If the licensed programs violate other rights, the licensor is entitled, at his own discretion and at his own expense, to change the programs so that these rights are no longer violated, or to obtain a license for the licensee to continue using the programs.

The licensor assumes no liability or warranty for so-called test licenses and pre-production releases of programs (alpha or beta releases) that are delivered at the licensee's request or made available for test purposes.

The licensor's assurance of features of the program must always be in writing.

Duration and termination of the contract

Duration

The term of the contract is 60 days from the download of the program, unless the licensee and licensor have mutually agreed on a different term.

Termination of contract

This Agreement may be terminated by Licensee. Licensor may terminate this Agreement or any license covered hereunder if Licensee breaches the terms of the Agreement and fails to cure the breach within 10 days upon written notice.

If the contract or a license belonging to this contract expires or is terminated, the licensee undertakes to terminate the use of all programs covered by this license. All rights granted by this contract expire.

Upon termination of the Agreement, for whatever reason, the Licensee must delete all components of the Program subject to the License.

Technical service

If the licensor provides technical services at the request of the licensee, the terms of this agreement also apply to these services and to any changes or information to the programs thereby made available to the licensee, unless otherwise agreed.

Order and scope of delivery

A license is obtained by downloading the program from the licensor's website.

The program is delivered by the Licensor to the Licensee by electronic transfer of the program files via the internet.
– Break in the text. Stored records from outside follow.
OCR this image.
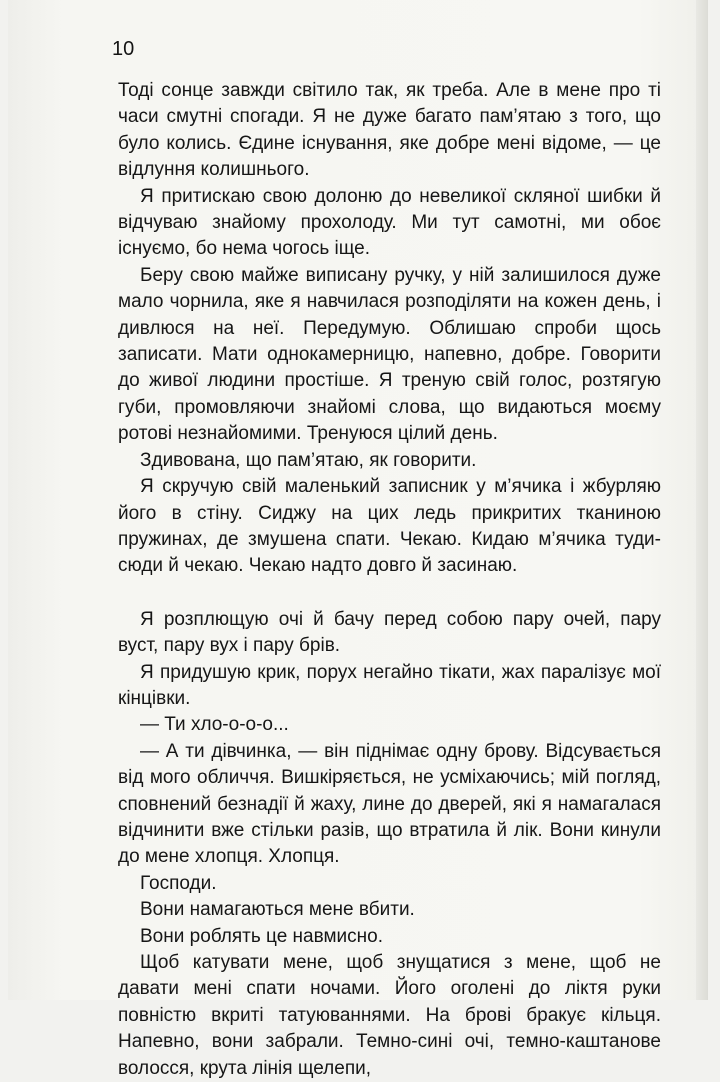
10

Тоді сонце завжди світило так, як треба. Але в мене про ті часи смутні спогади. Я не дуже багато пам’ятаю з того, що було колись. Єдине існування, яке добре мені відоме, — це відлуння колишнього.

Я притискаю свою долоню до невеликої скляної шибки й відчуваю знайому прохолоду. Ми тут самотні, ми обоє існуємо, бо нема чогось іще.

Беру свою майже виписану ручку, у ній залишилося дуже мало чорнила, яке я навчилася розподіляти на кожен день, і дивлюся на неї. Передумую. Облишаю спроби щось записати. Мати однокамерницю, напевно, добре. Говорити до живої людини простіше. Я треную свій голос, розтягую губи, промовляючи знайомі слова, що видаються моєму ротові незнайомими. Тренуюся цілий день.

Здивована, що пам’ятаю, як говорити.

Я скручую свій маленький записник у м’ячика і жбурляю його в стіну. Сиджу на цих ледь прикритих тканиною пружинах, де змушена спати. Чекаю. Кидаю м’ячика туди-сюди й чекаю. Чекаю надто довго й засинаю.

Я розплющую очі й бачу перед собою пару очей, пару вуст, пару вух і пару брів.

Я придушую крик, порух негайно тікати, жах паралізує мої кінцівки.

— Ти хло-о-о-о...

— А ти дівчинка, — він піднімає одну брову. Відсувається від мого обличчя. Вишкіряється, не усміхаючись; мій погляд, сповнений безнадії й жаху, лине до дверей, які я намагалася відчинити вже стільки разів, що втратила й лік. Вони кинули до мене хлопця. Хлопця.

Господи.

Вони намагаються мене вбити.

Вони роблять це навмисно.

Щоб катувати мене, щоб знущатися з мене, щоб не давати мені спати ночами. Його оголені до ліктя руки повністю вкриті татуюваннями. На брові бракує кільця. Напевно, вони забрали. Темно-сині очі, темно-каштанове волосся, крута лінія щелепи,
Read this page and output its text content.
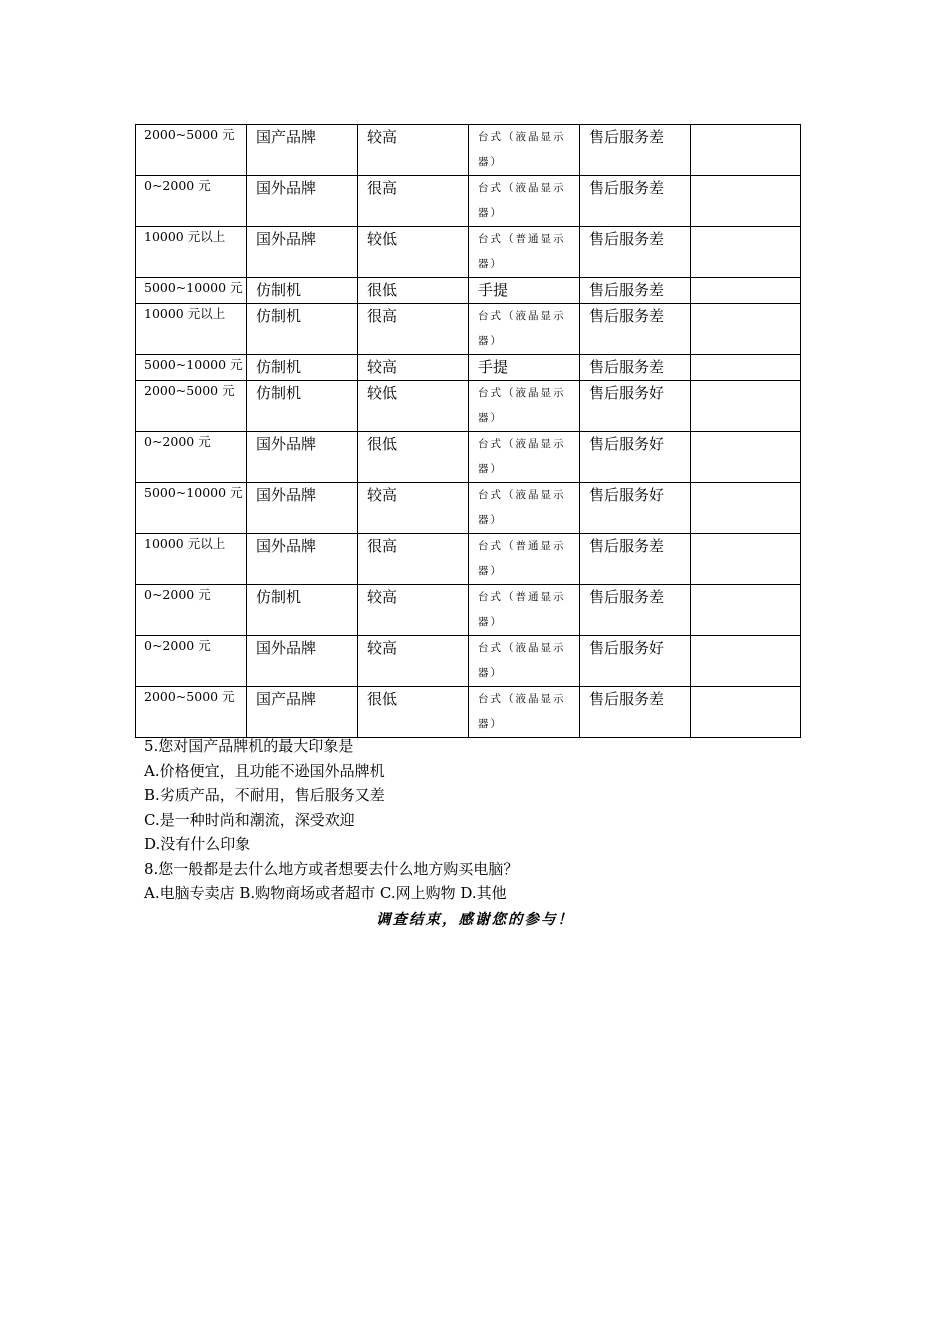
2000~5000 元	国产品牌	较高	台式（液晶显示器）	售后服务差	
0~2000 元	国外品牌	很高	台式（液晶显示器）	售后服务差	
10000 元以上	国外品牌	较低	台式（普通显示器）	售后服务差	
5000~10000 元	仿制机	很低	手提	售后服务差	
10000 元以上	仿制机	很高	台式（液晶显示器）	售后服务差	
5000~10000 元	仿制机	较高	手提	售后服务差	
2000~5000 元	仿制机	较低	台式（液晶显示器）	售后服务好	
0~2000 元	国外品牌	很低	台式（液晶显示器）	售后服务好	
5000~10000 元	国外品牌	较高	台式（液晶显示器）	售后服务好	
10000 元以上	国外品牌	很高	台式（普通显示器）	售后服务差	
0~2000 元	仿制机	较高	台式（普通显示器）	售后服务差	
0~2000 元	国外品牌	较高	台式（液晶显示器）	售后服务好	
2000~5000 元	国产品牌	很低	台式（液晶显示器）	售后服务差	
5.您对国产品牌机的最大印象是
A.价格便宜，且功能不逊国外品牌机
B.劣质产品，不耐用，售后服务又差
C.是一种时尚和潮流，深受欢迎
D.没有什么印象
8.您一般都是去什么地方或者想要去什么地方购买电脑？
A.电脑专卖店 B.购物商场或者超市 C.网上购物 D.其他
调查结束，感谢您的参与！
The Licensee installs the program himself.

Payment terms

The test license agreed in this contract is free of charge. However, the licensee undertakes to pay for additional support services used (such as software provision, installation, documentation, training and hotline).

All fees mentioned in this contract or in the price list are net prices in euros plus VAT. All fees must be paid net within 14 days of the invoice date. If this deadline is exceeded, additional late payment interest will be charged for the overdue period. In this case, the licensor will also invoice the licensee for all other resulting costs (including any administrative, legal and court costs that may arise).

General Provisions

Obligation to maintain confidentiality

By entering into force of this contract, both contracting parties can gain access to confidential information of the other contracting party. All such information must be clearly marked as confidential and is hereinafter referred to as “Confidential Information”.

Both contractual partners agree that they will not make any of the contractual partner's confidential information available to any third party for the duration of this contract and for a period of two years after its expiry. Both parties agree to use the Confidential Information solely to fulfill this Agreement and to ensure that it is not disclosed to any other person or the public.

Law and place of jurisdiction

The laws of the Federal Republic of Germany apply to this contract. The place of performance for all services from this contract is Stuttgart, the registered office of the licensor. The licensor is also entitled to assert claims at the court responsible for the licensee's registered office.

If one of the provisions of this contract is or becomes invalid, the remaining provisions will remain in force unchanged. The ineffective provision will be replaced by an effective one that is as close as possible to the ineffective one in terms of its economic impact. If one of the provisions of this contract is broken by a contractual partner, the remaining provisions remain in force unchanged.

Changes, additions and additional agreements must be made in writing to be valid. Oral promises made by representatives of the licensor only bind the licensor if they are confirmed in writing by the licensor's management or an authorized person.

Validity of previous agreements

This Agreement contains all agreements between the parties and supersedes all prior agreements regarding the programs and licenses discussed herein.